【北京=山本秀也】中国の王毅外相は8日、開催中の全国人民代表大会(全人代=国会に相当)での記者会見で、日中関係について、「歴史と領土という2つの原則問題では妥協の余地はない」と述べ、沖縄県尖閣諸島への領有主張と、歴史認識をめぐる問題で日本を追及する方針を示した。
日中関係の現状について、王外相は「両国人民の利益に合致していない」と論評。1972年の国交正常化の前提として、歴史認識、台湾、尖閣問題で「重要な了解と共通認識があった」と述べた上、日本の指導者がこの精神に反し、「両国関係の根幹を破壊した」と非難した。

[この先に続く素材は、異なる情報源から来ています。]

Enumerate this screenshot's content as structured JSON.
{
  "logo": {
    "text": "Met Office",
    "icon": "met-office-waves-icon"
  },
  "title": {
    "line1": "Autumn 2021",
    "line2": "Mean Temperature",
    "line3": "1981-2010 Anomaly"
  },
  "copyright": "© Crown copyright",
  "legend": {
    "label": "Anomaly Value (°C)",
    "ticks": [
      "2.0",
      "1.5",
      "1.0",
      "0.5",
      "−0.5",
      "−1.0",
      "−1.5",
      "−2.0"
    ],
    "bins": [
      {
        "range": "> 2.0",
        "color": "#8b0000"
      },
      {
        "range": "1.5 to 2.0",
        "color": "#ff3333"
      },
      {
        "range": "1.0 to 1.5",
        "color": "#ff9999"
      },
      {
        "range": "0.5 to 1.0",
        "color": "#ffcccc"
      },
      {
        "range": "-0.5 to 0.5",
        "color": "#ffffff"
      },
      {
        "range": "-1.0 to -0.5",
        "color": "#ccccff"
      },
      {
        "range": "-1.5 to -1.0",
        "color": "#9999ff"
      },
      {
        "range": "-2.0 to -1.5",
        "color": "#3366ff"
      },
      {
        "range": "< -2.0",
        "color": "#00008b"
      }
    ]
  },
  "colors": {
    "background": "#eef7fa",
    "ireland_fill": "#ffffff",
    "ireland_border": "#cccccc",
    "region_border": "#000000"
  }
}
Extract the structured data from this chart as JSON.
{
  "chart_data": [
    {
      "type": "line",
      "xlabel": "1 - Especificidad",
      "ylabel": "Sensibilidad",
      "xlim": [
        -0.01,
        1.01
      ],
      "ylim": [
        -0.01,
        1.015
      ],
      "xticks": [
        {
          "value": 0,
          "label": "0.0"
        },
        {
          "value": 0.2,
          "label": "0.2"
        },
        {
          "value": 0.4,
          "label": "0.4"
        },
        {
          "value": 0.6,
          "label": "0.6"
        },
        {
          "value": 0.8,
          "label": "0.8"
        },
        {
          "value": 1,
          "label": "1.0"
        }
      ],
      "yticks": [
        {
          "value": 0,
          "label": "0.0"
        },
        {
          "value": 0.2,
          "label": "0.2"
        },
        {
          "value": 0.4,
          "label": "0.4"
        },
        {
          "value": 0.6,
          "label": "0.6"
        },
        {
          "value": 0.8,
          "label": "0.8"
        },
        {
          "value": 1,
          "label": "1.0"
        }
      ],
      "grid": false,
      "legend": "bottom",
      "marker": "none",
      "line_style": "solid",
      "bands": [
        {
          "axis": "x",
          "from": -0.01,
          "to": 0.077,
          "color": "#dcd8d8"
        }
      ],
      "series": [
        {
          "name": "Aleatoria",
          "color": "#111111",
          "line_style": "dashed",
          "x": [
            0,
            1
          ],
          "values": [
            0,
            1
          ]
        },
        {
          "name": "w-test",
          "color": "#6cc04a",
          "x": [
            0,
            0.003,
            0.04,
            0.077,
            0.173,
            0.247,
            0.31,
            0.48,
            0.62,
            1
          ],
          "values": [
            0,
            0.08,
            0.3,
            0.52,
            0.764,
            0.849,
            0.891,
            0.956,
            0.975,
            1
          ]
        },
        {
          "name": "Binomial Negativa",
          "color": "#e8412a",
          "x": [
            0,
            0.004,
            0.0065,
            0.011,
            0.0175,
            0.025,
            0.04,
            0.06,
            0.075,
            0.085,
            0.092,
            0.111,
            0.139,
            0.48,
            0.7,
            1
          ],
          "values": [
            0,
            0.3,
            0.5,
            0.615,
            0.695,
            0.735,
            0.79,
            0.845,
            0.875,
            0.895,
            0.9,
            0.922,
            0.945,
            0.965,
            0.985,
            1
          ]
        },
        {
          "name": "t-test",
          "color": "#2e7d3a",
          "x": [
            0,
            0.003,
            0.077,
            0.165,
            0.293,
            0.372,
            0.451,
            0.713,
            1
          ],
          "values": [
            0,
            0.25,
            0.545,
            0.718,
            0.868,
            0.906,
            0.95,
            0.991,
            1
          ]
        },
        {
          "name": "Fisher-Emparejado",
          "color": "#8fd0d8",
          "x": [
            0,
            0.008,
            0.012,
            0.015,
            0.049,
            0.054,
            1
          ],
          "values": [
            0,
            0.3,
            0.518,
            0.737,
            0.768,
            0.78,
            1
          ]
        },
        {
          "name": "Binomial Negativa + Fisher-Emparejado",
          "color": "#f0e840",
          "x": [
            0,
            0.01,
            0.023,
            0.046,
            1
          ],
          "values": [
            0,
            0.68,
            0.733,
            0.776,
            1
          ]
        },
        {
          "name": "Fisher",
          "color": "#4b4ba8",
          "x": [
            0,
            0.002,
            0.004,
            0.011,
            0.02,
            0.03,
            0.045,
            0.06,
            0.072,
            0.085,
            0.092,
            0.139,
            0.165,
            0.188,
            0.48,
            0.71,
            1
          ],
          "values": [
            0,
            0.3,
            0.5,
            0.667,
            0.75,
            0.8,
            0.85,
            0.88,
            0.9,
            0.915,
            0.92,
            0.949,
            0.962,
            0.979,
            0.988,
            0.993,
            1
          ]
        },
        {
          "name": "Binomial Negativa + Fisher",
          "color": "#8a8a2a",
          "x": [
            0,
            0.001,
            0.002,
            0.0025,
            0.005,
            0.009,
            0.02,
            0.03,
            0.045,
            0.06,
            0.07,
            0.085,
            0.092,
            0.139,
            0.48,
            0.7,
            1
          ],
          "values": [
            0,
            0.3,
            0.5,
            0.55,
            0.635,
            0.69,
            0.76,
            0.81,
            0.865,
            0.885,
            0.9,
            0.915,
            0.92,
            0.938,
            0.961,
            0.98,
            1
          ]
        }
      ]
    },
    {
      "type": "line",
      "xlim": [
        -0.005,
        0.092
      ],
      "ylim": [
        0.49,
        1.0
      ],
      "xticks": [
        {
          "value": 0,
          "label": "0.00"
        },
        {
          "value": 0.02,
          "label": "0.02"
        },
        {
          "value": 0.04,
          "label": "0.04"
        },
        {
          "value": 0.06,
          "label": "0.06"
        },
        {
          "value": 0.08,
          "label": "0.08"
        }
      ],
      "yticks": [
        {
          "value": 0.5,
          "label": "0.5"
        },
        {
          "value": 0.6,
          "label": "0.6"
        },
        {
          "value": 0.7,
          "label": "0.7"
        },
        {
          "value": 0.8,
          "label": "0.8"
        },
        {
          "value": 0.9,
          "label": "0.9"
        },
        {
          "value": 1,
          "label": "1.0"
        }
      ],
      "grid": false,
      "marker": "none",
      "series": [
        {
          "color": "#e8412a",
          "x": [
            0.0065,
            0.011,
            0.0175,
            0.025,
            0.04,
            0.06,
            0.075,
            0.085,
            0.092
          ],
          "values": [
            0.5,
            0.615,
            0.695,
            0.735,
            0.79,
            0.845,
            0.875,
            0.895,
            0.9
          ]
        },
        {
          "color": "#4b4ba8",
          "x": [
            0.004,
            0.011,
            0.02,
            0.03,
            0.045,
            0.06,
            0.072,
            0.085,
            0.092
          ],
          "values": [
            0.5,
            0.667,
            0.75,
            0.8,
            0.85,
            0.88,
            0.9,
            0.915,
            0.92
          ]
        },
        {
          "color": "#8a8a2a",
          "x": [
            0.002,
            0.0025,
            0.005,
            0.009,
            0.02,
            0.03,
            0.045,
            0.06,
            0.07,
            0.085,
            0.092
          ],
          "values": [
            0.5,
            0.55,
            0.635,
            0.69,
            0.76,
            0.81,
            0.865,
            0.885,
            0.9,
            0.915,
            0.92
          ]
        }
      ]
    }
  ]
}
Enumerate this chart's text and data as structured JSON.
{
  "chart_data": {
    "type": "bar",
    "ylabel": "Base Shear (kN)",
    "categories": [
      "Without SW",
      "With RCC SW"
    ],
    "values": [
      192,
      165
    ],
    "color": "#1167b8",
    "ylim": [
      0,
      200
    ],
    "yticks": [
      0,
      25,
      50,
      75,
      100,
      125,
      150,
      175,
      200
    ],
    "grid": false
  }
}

さらに、経済依存度の高い日中関係を第一次世界大戦前の英独関係にたとえた安倍晋三首相の発言を踏まえ、「2014年は1914年(一次大戦)でも、1894年(日清戦争)でもない」として、歴史問題へのこだわりを表明。「(日本は)二次大戦後のドイツを模範とすべきだ」と語り、「真剣な過去の清算」が関係打開に必要だと指摘した。
王外相は、中露関係に関する発言でも、日本を念頭に、「第二次世界大戦での勝利の成果と、戦後の国際秩序の維持」を両国が取り組むべき課題に挙げた。